When Christine was newly diagnosed with cancer four years ago, we talked, as many couples must in such circumstances, about the injustice of it all. One of the things she found so hard to deal with was that, after years of looking after her body so well, it nonetheless rebelled against her. The body she'd honed through being active (she was a firefighter and forest ranger) and fed (lots of good fresh food) let her down. I remember saying that it would be more just had I had the cancer, having abused my body with drinking to much, smoking and not exercising. But we play the hand we're given, and play it as best we can. "If wishes were horses", the saying goes, "then beggars would ride".
So it goes. Christine suffered the indignities and discomfort of chemo and radiation therapy, and I stood by and watched, supporting her and Tess by doing shopping, cooking, laundry and all those little things. But it's hard to be a carer. It exacts an emotional and mental toll that is seemingly unending. Worthwhile? Of course. But a toll nonetheless.
The worst part of it was watching her pain get worse over the long months. Spring meant recovery from surgery, watching violated tissue knit, heal and scar. She mourned the loss of her breast and I could only watch, in my widow's weeds, crying my own silent and hidden tears over her poor lopsided body. We married in May, the weekend her hair really fell out, so our wedding pictures are of my scraggily-bald bride and I together.
Summer was for chemotherapy, and trying to keep her mind and spirit active and healthy while the poisons stripped not just the rebellious cancer, but her hair, skin and energy. When she couldn't face a full meal, I'd cook up rice, potatoes; bland foods for easy digestion. When she could barely stir from the couch, I'd hold her and comfort her with touch and words. She'd cry as she watched Tess and I playing and forging our relationship in the heat of the California summer; crying because she no longer felt alive, shackled in the house, separated from the real world by a veil of pain and fatigue.

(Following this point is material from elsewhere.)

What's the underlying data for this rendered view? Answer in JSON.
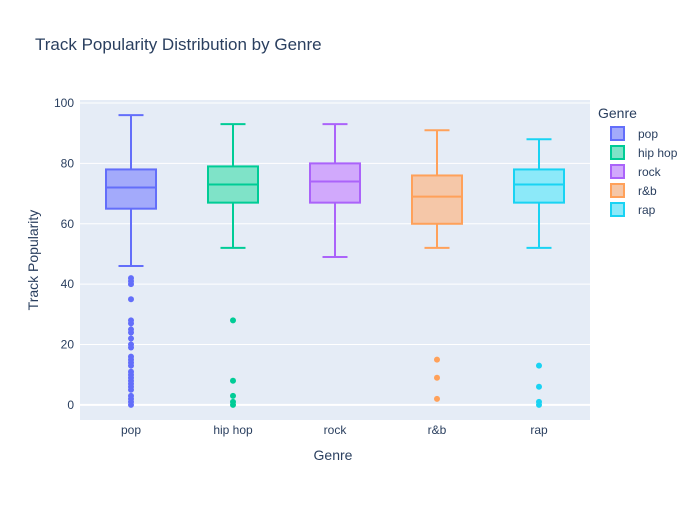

Autumn meant radiation, the third dreadful blow. This was the cruelest time for me, watching her go every day for treatment. Each day a new horror on her tired flesh, each day the burns flushing brighter until they wept. And we wept too. She with the pain of happening, I with the pain of watching. She'd cry in her sleep each time she turned, a childlike whimper that belied her daytime stoicism; she'd cry, and my heart cried with her.
Our honeymoon had been the baptism of fire. Of course, we still talked; talked of how things should have been, how we wished it had been otherwise. I of course talked of the injustice I felt, and oft said that, in the words of the song, "it should have been me". But the cards were dealt, and Christine would often say that we had the right cards, that I would have been a far worse patient. I don't suffer well.
Now, years along, that is still true. At this moment I'm in bed with a cold, and I hate it. I hate being weak and in pain, and I'm assured that I'm a poor patient. I moan and make demands, and Christine, despite her own problems, fusses over me in a reversal of roles that she adapts to far better than do I. She of course, reminds me of this whenever I moan about my poor, pathetic lot. I may have been a hero to come and support her years ago, but now, struck by my own viral Kryptonite, I have to admit that she's right.